M-5.III.2. To them God's teachers come, to represent another choice which they had forgotten. 2 The simple presence of a teacher of God is a reminder. 3 His thoughts ask for the right to question what the patient has accepted as true. 4 As God's messengers, His teachers are the symbols of salvation. 5 They ask the patient for forgiveness for God's Son in his own Name. 6 They stand for the Alternative. 7 With God's Word in their minds they come in benediction, not to heal the sick but to remind them of the remedy God has already given them. 8 It is not their hands that heal. 9 It is not their voice that speaks the Word of God. 10 They merely give what has been given them. 11 Very gently they call to their brothers to turn away from death: "Behold, you Son of God, what life can offer you. 12 Would you choose sickness in place of this?"

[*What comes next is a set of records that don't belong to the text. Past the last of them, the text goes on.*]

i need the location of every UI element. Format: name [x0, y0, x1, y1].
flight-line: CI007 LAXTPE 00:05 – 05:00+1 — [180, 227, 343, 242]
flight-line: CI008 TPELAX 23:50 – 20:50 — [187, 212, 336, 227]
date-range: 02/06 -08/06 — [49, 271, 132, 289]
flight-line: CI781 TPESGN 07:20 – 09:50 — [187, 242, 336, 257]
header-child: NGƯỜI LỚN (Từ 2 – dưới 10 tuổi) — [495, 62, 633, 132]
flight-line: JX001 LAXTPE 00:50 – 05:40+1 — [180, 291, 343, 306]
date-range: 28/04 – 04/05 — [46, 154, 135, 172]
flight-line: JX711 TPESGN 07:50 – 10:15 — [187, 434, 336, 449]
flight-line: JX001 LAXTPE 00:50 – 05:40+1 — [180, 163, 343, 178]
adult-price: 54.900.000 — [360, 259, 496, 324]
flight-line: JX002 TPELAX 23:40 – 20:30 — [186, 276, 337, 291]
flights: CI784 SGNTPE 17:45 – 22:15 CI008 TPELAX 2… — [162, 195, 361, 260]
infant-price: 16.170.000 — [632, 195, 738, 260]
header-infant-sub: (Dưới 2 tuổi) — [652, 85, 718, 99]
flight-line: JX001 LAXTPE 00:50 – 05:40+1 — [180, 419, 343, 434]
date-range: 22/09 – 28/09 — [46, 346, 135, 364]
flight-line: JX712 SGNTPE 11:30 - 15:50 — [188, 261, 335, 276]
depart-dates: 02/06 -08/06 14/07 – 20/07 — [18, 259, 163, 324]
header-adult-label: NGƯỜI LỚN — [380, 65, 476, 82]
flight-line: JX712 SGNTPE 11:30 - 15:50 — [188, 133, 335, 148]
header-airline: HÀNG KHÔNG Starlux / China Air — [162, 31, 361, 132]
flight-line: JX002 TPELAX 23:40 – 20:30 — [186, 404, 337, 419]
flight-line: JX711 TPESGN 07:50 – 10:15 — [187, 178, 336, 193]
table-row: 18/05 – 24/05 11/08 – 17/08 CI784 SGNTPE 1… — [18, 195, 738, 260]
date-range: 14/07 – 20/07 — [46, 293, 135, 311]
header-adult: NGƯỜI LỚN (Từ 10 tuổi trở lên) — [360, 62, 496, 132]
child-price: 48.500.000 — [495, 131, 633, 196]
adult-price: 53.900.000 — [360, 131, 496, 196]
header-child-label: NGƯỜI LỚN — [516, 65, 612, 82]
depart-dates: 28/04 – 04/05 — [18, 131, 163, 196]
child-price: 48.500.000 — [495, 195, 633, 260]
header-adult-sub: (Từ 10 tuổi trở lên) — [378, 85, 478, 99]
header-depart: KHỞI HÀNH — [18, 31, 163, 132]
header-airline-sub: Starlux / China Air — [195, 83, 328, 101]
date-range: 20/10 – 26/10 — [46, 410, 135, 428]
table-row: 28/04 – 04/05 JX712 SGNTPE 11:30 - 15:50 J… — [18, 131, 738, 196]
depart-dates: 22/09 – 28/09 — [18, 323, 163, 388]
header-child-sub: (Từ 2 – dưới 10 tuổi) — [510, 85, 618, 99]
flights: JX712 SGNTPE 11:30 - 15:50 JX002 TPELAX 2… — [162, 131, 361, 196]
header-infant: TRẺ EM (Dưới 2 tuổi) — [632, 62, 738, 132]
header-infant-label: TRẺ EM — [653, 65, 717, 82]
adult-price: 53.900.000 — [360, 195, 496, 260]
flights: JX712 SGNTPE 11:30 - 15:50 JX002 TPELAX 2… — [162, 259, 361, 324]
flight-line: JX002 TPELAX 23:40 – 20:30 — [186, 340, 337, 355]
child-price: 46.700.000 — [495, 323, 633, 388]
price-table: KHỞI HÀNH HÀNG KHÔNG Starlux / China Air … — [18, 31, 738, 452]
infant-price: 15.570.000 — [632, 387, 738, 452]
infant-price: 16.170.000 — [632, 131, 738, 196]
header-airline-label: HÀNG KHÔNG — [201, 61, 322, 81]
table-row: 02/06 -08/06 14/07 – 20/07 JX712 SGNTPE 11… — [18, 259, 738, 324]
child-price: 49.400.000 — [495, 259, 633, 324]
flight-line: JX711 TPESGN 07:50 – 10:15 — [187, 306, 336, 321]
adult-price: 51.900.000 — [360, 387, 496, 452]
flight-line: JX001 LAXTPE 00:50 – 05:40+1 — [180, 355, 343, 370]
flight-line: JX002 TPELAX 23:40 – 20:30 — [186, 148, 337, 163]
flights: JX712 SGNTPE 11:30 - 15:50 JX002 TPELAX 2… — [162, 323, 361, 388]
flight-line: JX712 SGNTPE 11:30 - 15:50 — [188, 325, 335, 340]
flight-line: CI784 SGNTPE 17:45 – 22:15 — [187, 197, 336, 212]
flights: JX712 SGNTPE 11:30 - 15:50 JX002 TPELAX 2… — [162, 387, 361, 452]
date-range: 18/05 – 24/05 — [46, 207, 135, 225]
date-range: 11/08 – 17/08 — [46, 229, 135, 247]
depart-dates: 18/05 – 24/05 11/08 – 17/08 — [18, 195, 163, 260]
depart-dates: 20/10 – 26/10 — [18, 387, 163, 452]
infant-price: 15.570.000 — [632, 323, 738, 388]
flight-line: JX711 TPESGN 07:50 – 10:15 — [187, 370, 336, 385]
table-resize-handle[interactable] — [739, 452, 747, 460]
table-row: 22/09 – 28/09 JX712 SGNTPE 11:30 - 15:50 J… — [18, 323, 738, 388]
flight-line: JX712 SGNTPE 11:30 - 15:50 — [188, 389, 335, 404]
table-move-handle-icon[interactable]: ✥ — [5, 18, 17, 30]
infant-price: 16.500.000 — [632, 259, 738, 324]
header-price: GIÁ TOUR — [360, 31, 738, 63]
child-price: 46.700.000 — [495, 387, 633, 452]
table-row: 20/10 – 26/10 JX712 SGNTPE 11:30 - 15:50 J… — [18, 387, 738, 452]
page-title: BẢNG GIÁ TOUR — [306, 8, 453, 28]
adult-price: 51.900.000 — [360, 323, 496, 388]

M-5.III.3. Not once do the advanced teachers of God consider the forms of sickness in which their brother believes. 2 To do this is to forget that all of them have the same purpose, and therefore are not really different. 3 They seek for God's Voice in this brother who would so deceive himself as to believe God's Son can suffer. 4 And they remind him that he did not make himself, and must remain as God created him. 5 They recognize illusions can have no effect. 6 The truth in their minds reaches out to the truth in the minds of their brothers, so that illusions are not reinforced. 7 They are thus brought to truth; truth is not brought to them. 8 So are they dispelled, not by the will of another, but by the union of the one Will with itself. 9 And this is the function of God's teachers; to see no will as separate from their own, nor theirs as separate from God's.